Le sue parole riecheggiavano nella mia testa, ed il carillon riprese a
suonare con tenacia. Volevo andare via, il buio mi spaventava e
quell’individuo non stava migliorando la situazione. Mi
voltai cercando l’uscita, ma più camminavo e
più mi inoltrai nell’oscurità
più profonda. Con affanno accelerai il passo, la mia paura
era il nutrimento del buio. Smarrii la cognizione del tempo,
così come i miei obbiettivi, i miei ideali, me stesso. Mi
dissi che forse, se avessi risposto a quello strano individuo, sarei
finito in un posto migliore. Volevo solo tornare a casa, ciò
accecò i miei pensieri. Con mia sorpresa l’oscura
figura si presentò nuovamente al mio cospetto – lo
riconobbi dai suoi occhi luminosi. Lo guardai provando quasi invidia,
anch’io avrei voluto un po’ di quella luce.
Sì, la bramavo, la desideravo con tutto me stesso. Oh, se
solo avessi potuto prenderne un po’ in prestito. Giusto un
po’, e tutto sarebbe andato bene.
Le mie mani sudate si gettarono sull’oscuro volto, prendendo
possesso dei suoi occhi tanto scintillanti. Li estirpai con forza
all’unisono, adesso non c’era tempo da perdere,
avevo già vinto. Il mio trofeo non aspettava altro se non di
essere esposto. In fretta spinsi i bulbi luminosi nella mia gola,
inghiottendo con impazienza.
“Ti ho offerto tranquillità e speranza, ma hai
rifiutato. Sperduto agnello, che tu sia maledetto! La scelta corretta
non esiste, ma da oggi esisterà la risposta errata. Il buio
da oggi sarà la tua dimora, e lo sarà per
sempre.”
Con intensità le fiamme crepitavano, avvolgendo il mio
corpo. Un urlo disperato, la pelle bruciava.

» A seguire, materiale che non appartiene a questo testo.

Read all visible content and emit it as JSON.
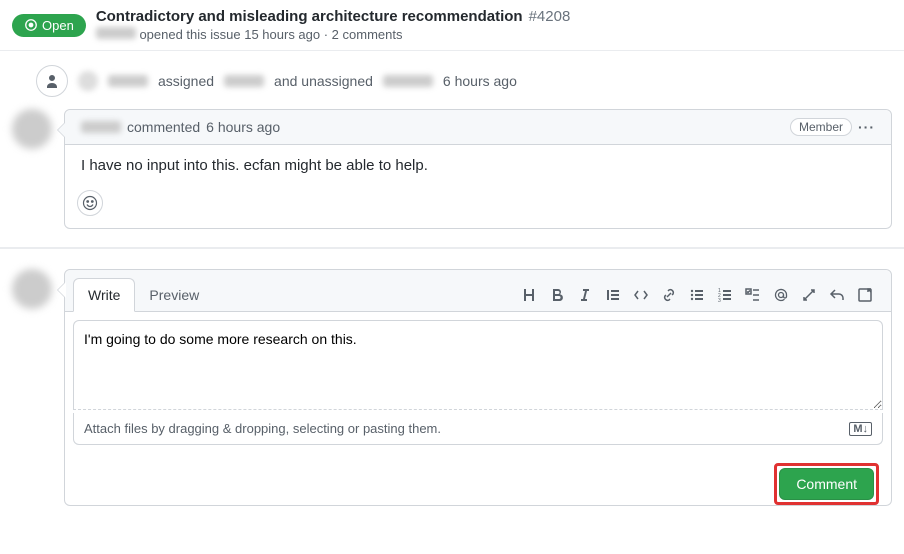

Bruciava, bruciava da
matti. Con ferocia aggrappai ogni parte del mio corpo e lo graffiai,
fino a strappare dei tasselli di pelle rimasta. Tirai con forza, la
carne bruciata ai miei piedi; niente rimase di me se non cenere.

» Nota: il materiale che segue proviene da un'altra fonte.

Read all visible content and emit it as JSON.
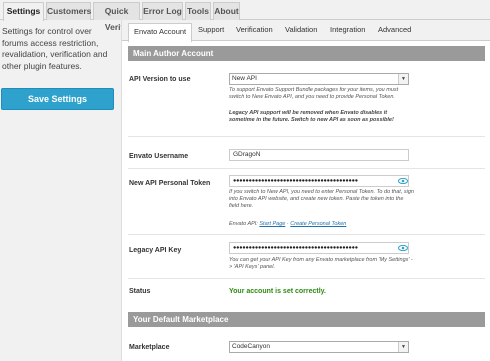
{
  "top_tabs": [
    {
      "label": "Settings",
      "active": true
    },
    {
      "label": "Customers",
      "active": false
    },
    {
      "label": "Quick Verify",
      "active": false
    },
    {
      "label": "Error Log",
      "active": false
    },
    {
      "label": "Tools",
      "active": false
    },
    {
      "label": "About",
      "active": false
    }
  ],
  "sidebar": {
    "description": "Settings for control over forums access restriction, revalidation, verification and other plugin features.",
    "save_label": "Save Settings"
  },
  "sub_tabs": [
    {
      "label": "Envato Account",
      "active": true
    },
    {
      "label": "Support",
      "active": false
    },
    {
      "label": "Verification",
      "active": false
    },
    {
      "label": "Validation",
      "active": false
    },
    {
      "label": "Integration",
      "active": false
    },
    {
      "label": "Advanced",
      "active": false
    }
  ],
  "main_author": {
    "header": "Main Author Account",
    "api_version": {
      "label": "API Version to use",
      "value": "New API",
      "help_1": "To support Envato Support Bundle packages for your items, you must switch to New Envato API, and you need to provide Personal Token.",
      "help_2": "Legacy API support will be removed when Envato disables it sometime in the future. Switch to new API as soon as possible!"
    },
    "username": {
      "label": "Envato Username",
      "value": "GDragoN"
    },
    "token": {
      "label": "New API Personal Token",
      "masked": "●●●●●●●●●●●●●●●●●●●●●●●●●●●●●●●●●●●●●●●●",
      "help": "If you switch to New API, you need to enter Personal Token. To do that, sign into Envato API website, and create new token. Paste the token into the field here.",
      "links_prefix": "Envato API:",
      "link_start": "Start Page",
      "link_sep": " · ",
      "link_create": "Create Personal Token"
    },
    "legacy_key": {
      "label": "Legacy API Key",
      "masked": "●●●●●●●●●●●●●●●●●●●●●●●●●●●●●●●●●●●●●●●●",
      "help": "You can get your API Key from any Envato marketplace from 'My Settings' -> 'API Keys' panel."
    },
    "status": {
      "label": "Status",
      "value": "Your account is set correctly."
    }
  },
  "marketplace_section": {
    "header": "Your Default Marketplace",
    "label": "Marketplace",
    "value": "CodeCanyon"
  },
  "colors": {
    "accent": "#2ea2cc",
    "section_header": "#9a9a9a",
    "success": "#2d8a12",
    "link": "#2271b1",
    "eye_icon": "#2ea2cc"
  },
  "icons": {
    "dropdown": "chevron-down-icon",
    "reveal": "eye-icon"
  }
}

Mi abbandonai a me stesso, chiudendo gli occhi ancora una volta al
buio.
Al mio risveglio sentii nuovamente il malinconico suono del carillon
bensì più lentamente, quasi si stesse scaricando;
il buio attorno a me prese il sopravvento.
La paura si presentò senza indugiare, e caddi nuovamente
nell’abisso più profondo.
E d’un tratto ero all’interno di quella tenda, il
corvo e la figura dagli occhi scintillanti dinanzi a me.
“Dimmi, sperduto agnello”, pronunciò
ancora una volta la medesima frase del primo incontro, “cosa
brami con tanta impotenza? Speranza, o forse desideri abbandonarti alla
genuina pace? Quest’ultima è la scelta
più richiesta, perciò afferra pure la luce
più luminosa che vedi”.
Rimasi fermo, quasi volessi mettere in pausa quel momento per pensare,
ma la mia mente risiedeva ancora all’interno
dell’oscurità, e intendeva rimanerci.
“Non esiste luce più luminosa dei vostri
occhi”, annunciai con determinazione. Era vero, il buio
regnava da quando ne avevo memoria. Non volevo pace, non volevo
speranza: bramavo ciò che non possedevo, ciò che
invidiavo. D’un tratto, come se il vento avesse smesso di
soffiare, aprii il palmo della mia mano: il carillon rotto al tocco
rovente delle mie dita, fin troppo potente per custodire un oggetto
tanto delicato.
“È troppo tardi per recuperare la vostra
luce”, fu l’ultima frase che mi rivolse, prima di
svanire nell’oscurità. Il corvo volò in
mia direzione, donandomi gli occhi luminosi che scatenarono tutto
ciò. Li desiderai all’istante, ne presi possesso e
li inghiottii. Il fuoco si presentò nuovamente in me, ma il
dolore non mi apparteneva più. La tenda prese fuoco, tutto
prese fuoco – bensì non riuscii a vedere
esattamente cosa. Attorno a me solo fiamme roventi, il calore di casa.
Finalmente avevo trovato la luce, la mia luce.